Synthegra B.V. heeft in opdracht van bedrijf XXX een archeologisch bureauonderzoek in combinatie met een verkennend booronderzoek uitgevoerd op een terrein aan de Ariënsweg te Ede. De aanleiding voor het onderzoek is de voorgenomen sloop van de huidige bebouwing en aanleg van een appartementen complex.
De oppervlakte van de toekomstige bodemverstoring bedraagt 2800 m2 met een verwachte diepte van 0,8 tot 1,1 meter beneden maaiveld. De bodem zal waarschijnlijk tot ver in het archeologische niveau worden verstoord. Eventueel aanwezige archeologische waarden kunnen daarbij verloren gaan.
Het plangebied ligt op een afspoelingswaaier met daarop een dun pakket dekzand waarin mogelijk een holtpodzolgrond of een hoge zwarte enkeerdgrond met zwak lemig tot leemarm fijn zand is ontstaan of aangebracht. Gezien de ouderdom van de te verwachte afzettingen kunnen in het plangebied vindplaatsen aanwezig zijn vanaf het Laat-Paleolithicum tot en met de Nieuwe Tijd.
Voor het Laat-Paleolithicum tot en met de Nieuwe Tijd geldt een hoge verwachting op basis van de landschappelijke ligging. Er zijn een aantal onderzoeken geweest in de directe omgeving van het plangebied. Hierin is deels sprake geweest van verstoord dan wel opgehoogde gebieden, maar juist de gebieden dicht bij het plangebied waren nog intact. Hierin is voornamelijk dekzand met daarin een podzolbodem aangetroffen. In de directe omgeving van het plangebied zijn ook een aantal vindplaatsen bekend, voornamelijk uit de Late Middeleeuwen en Nieuwe Tijd maar ook een aantal vuurstenen afslagen, niet specifiek dateerbaar, uit de periode Laat Paleolithicum-IJzertijd zijn aangteroffen.
Bodemgaafheid: Op basis van de bekende gegevens is er een mogelijkheid dat de bodem verstoord is. Er hebben meerdere gebouwen op het perceel gestaan voordat het huidige gebouw is opgetrokken. Er zijn op basis van de bouwtekeningen drie verstoringen met beperkte omvang bekend, een kelder, een ondergrondse ligging van opslagtanks en een opvangbassin in de wasplaats
Het natuurlijke bodemtype is in een groot deel van het plangebied verstoord aangetroffen, herkenbaar door een puin-/ophoogpakket.
Vuursteenvindplaatsen bestaan voornamelijk uit strooiing van fragmenten vuursteen en ondiepe grondsporen, zoals haardkuilen, en bevinden zich in de bovengrond van de oorspronkelijke podzolgrond. Aangezien van de bodemhorizonten geen restanten zijn aangetroffen, is de verwachting dat er geen resten uit deze perioden in het plangebied aanwezig zullen zijn.
Nederzettingsresten uit het Neolithicum tot en met de Nieuwe Tijd bestaan niet alleen uit fragmenten aardewerk, maar ook uit diepere sporen zoals paalgaten en afvalkuilen. Deze sporen kunnen tot in de C-horizont reiken. De C-horizont is in boringen 2 tot en met 5 echter tot grote diepte (1,7 meter beneden maaiveld, gemiddeld 19 m +NAP) verstoord ten opzichte van het paleoreliëf dat overeenkomt met het huidige maaiveld (circa 20,6 m +NAP).

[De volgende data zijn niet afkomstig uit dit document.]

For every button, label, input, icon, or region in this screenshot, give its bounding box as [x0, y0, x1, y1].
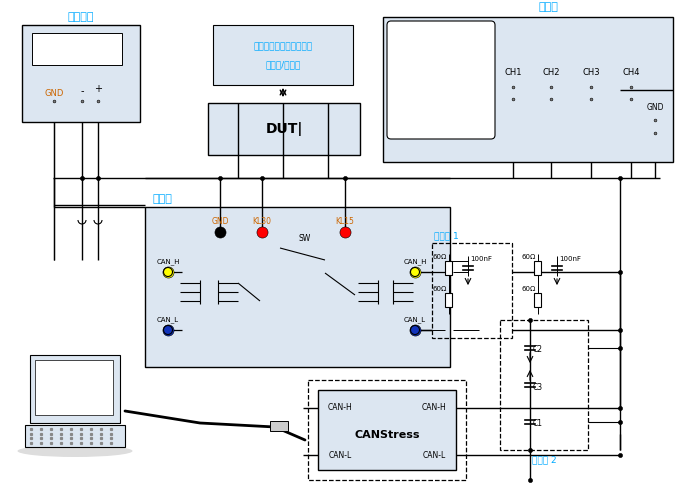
Bar: [500, 320, 588, 450]
Bar: [445, 293, 453, 307]
Text: 可选框 2: 可选框 2: [532, 456, 556, 464]
Text: CAN-H: CAN-H: [327, 404, 352, 412]
Bar: [32, 33, 122, 65]
Text: CH2: CH2: [543, 67, 560, 77]
Bar: [270, 421, 288, 431]
Text: 60Ω: 60Ω: [521, 254, 536, 260]
Text: 100nF: 100nF: [559, 256, 581, 262]
Ellipse shape: [18, 445, 132, 457]
Bar: [30, 355, 120, 423]
Text: 100nF: 100nF: [470, 256, 492, 262]
Bar: [308, 380, 466, 480]
Text: CH4: CH4: [622, 67, 640, 77]
Text: C3: C3: [533, 382, 543, 391]
Text: （真实/模拟）: （真实/模拟）: [265, 60, 301, 70]
Text: GND: GND: [45, 88, 64, 98]
Text: 测试盒: 测试盒: [153, 194, 173, 204]
Bar: [534, 293, 542, 307]
Text: CANStress: CANStress: [354, 430, 420, 440]
Text: CAN-H: CAN-H: [422, 404, 447, 412]
Bar: [22, 25, 140, 122]
Text: -: -: [80, 86, 84, 96]
Text: +: +: [94, 84, 102, 94]
Bar: [318, 390, 456, 470]
Text: CAN_L: CAN_L: [157, 317, 179, 324]
Text: CAN_H: CAN_H: [403, 259, 427, 265]
Text: 示波器: 示波器: [538, 2, 558, 12]
Text: 直流电源: 直流电源: [68, 12, 95, 22]
Bar: [208, 103, 360, 155]
Text: 外围输入输出电气零部件: 外围输入输出电气零部件: [253, 43, 312, 52]
Text: 60Ω: 60Ω: [433, 254, 447, 260]
Bar: [445, 261, 453, 275]
Bar: [383, 17, 673, 162]
Text: KL30: KL30: [253, 218, 271, 226]
Text: GND: GND: [646, 103, 664, 111]
Text: CAN_H: CAN_H: [156, 259, 179, 265]
Bar: [145, 207, 450, 367]
FancyBboxPatch shape: [387, 21, 495, 139]
Text: C1: C1: [533, 419, 543, 429]
Text: 60Ω: 60Ω: [521, 286, 536, 292]
Text: CAN_L: CAN_L: [404, 317, 426, 324]
Text: GND: GND: [211, 218, 229, 226]
Text: CH1: CH1: [504, 67, 522, 77]
Text: 可选框 1: 可选框 1: [434, 231, 459, 241]
Bar: [534, 261, 542, 275]
Text: SW: SW: [299, 234, 311, 243]
Text: CAN-L: CAN-L: [423, 451, 446, 460]
Text: 60Ω: 60Ω: [433, 286, 447, 292]
Text: KL15: KL15: [336, 218, 354, 226]
Bar: [432, 243, 512, 338]
Bar: [213, 25, 353, 85]
Bar: [35, 360, 113, 415]
Bar: [25, 425, 125, 447]
Text: CAN-L: CAN-L: [328, 451, 351, 460]
Text: DUT|: DUT|: [265, 122, 303, 136]
Text: C2: C2: [533, 346, 543, 355]
Text: CH3: CH3: [582, 67, 600, 77]
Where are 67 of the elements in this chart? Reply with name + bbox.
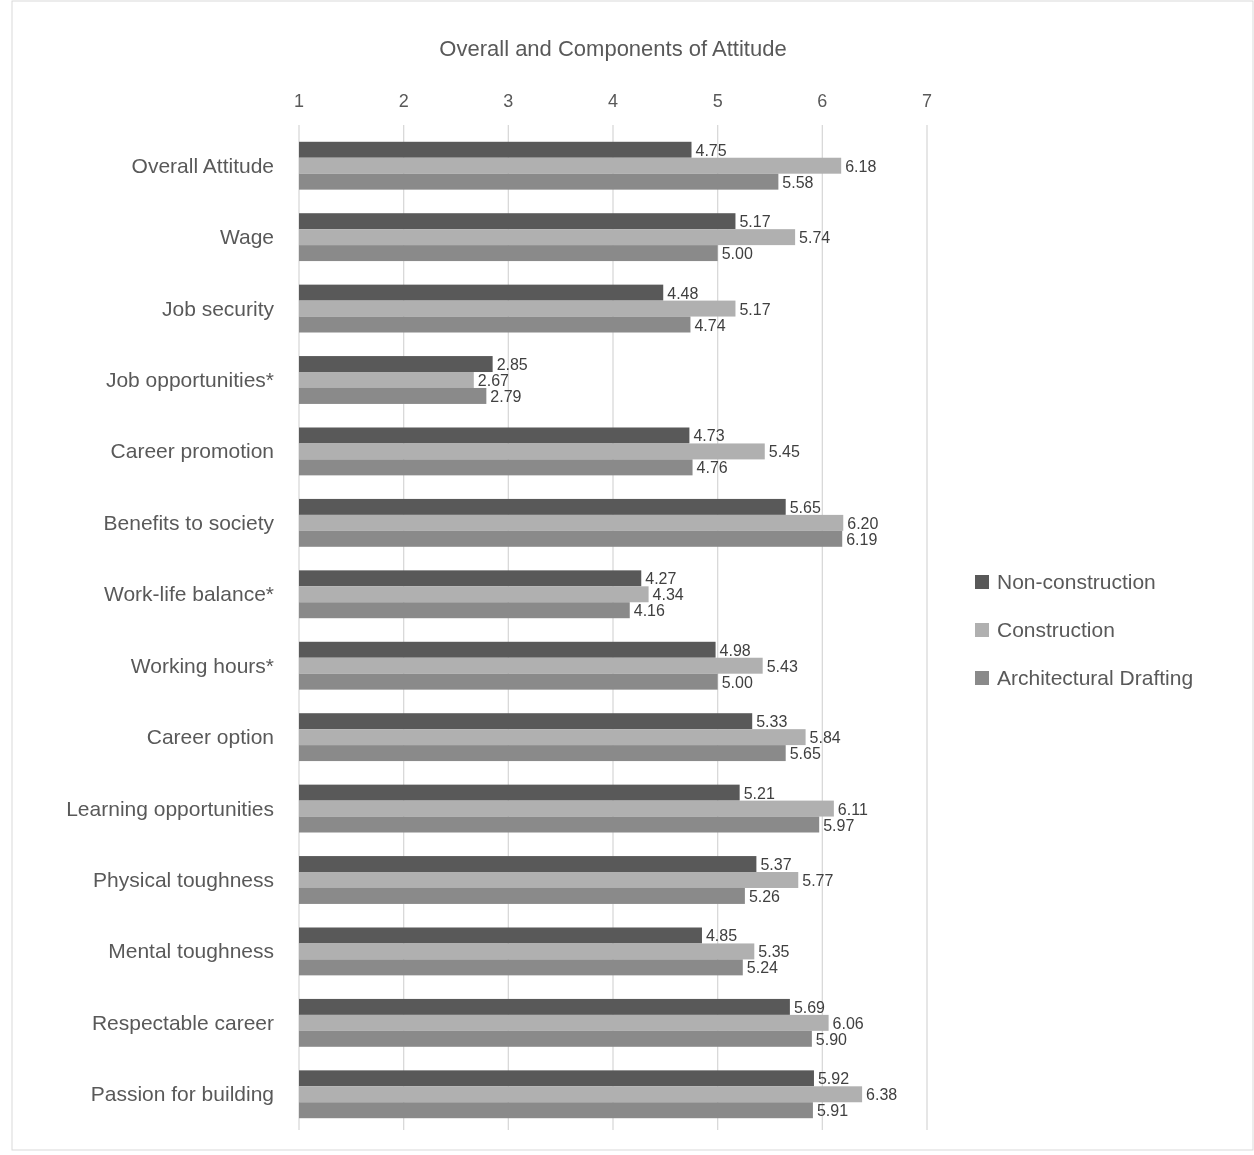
data-label: 5.65 bbox=[789, 498, 821, 516]
data-label: 5.17 bbox=[739, 213, 771, 231]
data-label: 6.19 bbox=[846, 530, 878, 548]
y-tick-label: Work-life balance* bbox=[103, 582, 274, 606]
data-label: 5.00 bbox=[721, 245, 753, 263]
legend-label: Construction bbox=[997, 618, 1115, 641]
data-label: 2.85 bbox=[496, 356, 528, 374]
y-tick-label: Learning opportunities bbox=[66, 796, 274, 820]
y-tick-label: Career promotion bbox=[110, 439, 274, 463]
data-label: 5.65 bbox=[789, 745, 821, 763]
data-label: 4.85 bbox=[705, 927, 738, 945]
data-label: 5.35 bbox=[758, 943, 790, 961]
data-label: 5.74 bbox=[799, 229, 831, 247]
data-label: 2.79 bbox=[490, 387, 522, 405]
y-tick-label: Overall Attitude bbox=[131, 153, 274, 177]
data-label: 5.69 bbox=[793, 998, 826, 1016]
data-label: 4.76 bbox=[696, 459, 728, 477]
data-label: 5.90 bbox=[815, 1030, 848, 1048]
data-label: 5.84 bbox=[809, 729, 841, 747]
data-label: 6.18 bbox=[845, 157, 877, 175]
data-label: 5.43 bbox=[766, 657, 798, 675]
data-label: 5.37 bbox=[760, 856, 792, 874]
y-tick-label: Working hours* bbox=[130, 653, 274, 677]
data-label: 4.27 bbox=[645, 570, 677, 588]
data-label: 5.33 bbox=[756, 713, 788, 731]
data-label: 5.58 bbox=[782, 173, 814, 191]
y-tick-label: Respectable career bbox=[91, 1010, 274, 1034]
data-label: 5.00 bbox=[721, 673, 753, 691]
data-label: 4.74 bbox=[694, 316, 726, 334]
data-label: 4.48 bbox=[667, 284, 699, 302]
data-label: 6.06 bbox=[832, 1014, 864, 1032]
x-tick-label: 2 bbox=[398, 91, 409, 111]
data-label: 5.77 bbox=[802, 872, 834, 889]
data-label: 5.92 bbox=[817, 1070, 850, 1088]
data-label: 6.20 bbox=[847, 514, 879, 532]
data-label: 4.98 bbox=[719, 641, 751, 659]
x-tick-label: 7 bbox=[921, 91, 933, 111]
data-label: 5.17 bbox=[739, 300, 771, 318]
y-tick-label: Mental toughness bbox=[108, 939, 274, 963]
data-label: 5.24 bbox=[746, 959, 779, 977]
data-label: 5.21 bbox=[743, 784, 775, 802]
x-tick-label: 1 bbox=[293, 91, 305, 111]
data-label: 5.45 bbox=[768, 443, 801, 461]
y-tick-label: Physical toughness bbox=[93, 868, 274, 891]
legend-label: Architectural Drafting bbox=[997, 666, 1194, 689]
x-tick-label: 4 bbox=[607, 91, 619, 111]
x-tick-label: 5 bbox=[712, 91, 723, 111]
data-label: 2.67 bbox=[477, 372, 510, 389]
data-label: 6.38 bbox=[866, 1086, 898, 1104]
y-tick-label: Career option bbox=[146, 725, 274, 749]
data-label: 4.34 bbox=[652, 586, 684, 604]
data-label: 6.11 bbox=[837, 800, 868, 818]
x-tick-label: 6 bbox=[817, 91, 828, 111]
data-label: 4.73 bbox=[693, 427, 725, 445]
data-label: 5.97 bbox=[823, 816, 855, 834]
data-label: 4.16 bbox=[633, 602, 665, 620]
legend-label: Non-construction bbox=[997, 570, 1156, 593]
data-label: 5.26 bbox=[748, 887, 781, 905]
data-label: 5.91 bbox=[816, 1102, 849, 1120]
y-tick-label: Job opportunities* bbox=[105, 368, 274, 391]
chart-title: Overall and Components of Attitude bbox=[439, 36, 787, 61]
y-tick-label: Benefits to society bbox=[103, 510, 275, 534]
y-tick-label: Job security bbox=[161, 296, 275, 320]
y-tick-label: Wage bbox=[219, 225, 274, 249]
data-label: 4.75 bbox=[695, 141, 727, 159]
x-tick-label: 3 bbox=[503, 91, 514, 111]
y-tick-label: Passion for building bbox=[90, 1082, 274, 1106]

In boring 6 is de top van de C-horizont op 1,0 meter beneden maaiveld aangetroffen wat nog steeds een substantiële diepte vertegenwoordigt ten opzichte van het paleoreliëf, hierdoor zullen enkel hele diepe sporen bewaard zijn gebleven, de meest voorkomende sporen op een archelogische vindplaats (paalkuilen, kuilen en dergelijke) zijn over het algemeen tot 1 meter diepte nog zichtbaar.
Boringen 2 tot en met 4 betreffen verstoringen die samen hangen met de bestaaande bebouwing. Boring 5 en 6 betreffen verstoringen die samenhangen met voormalige bebouwing die in dit deel hebben gestaan gedurende de 20e eeuw.
Op grond van de resultaten van het onderzoek wordt voor de aanpassing van het bestemmingsplan geen nader archeologisch onderzoek geadviseerd. Tevens kan de dubbelbestemming archeologie kan verwijderd worden voor het perceel.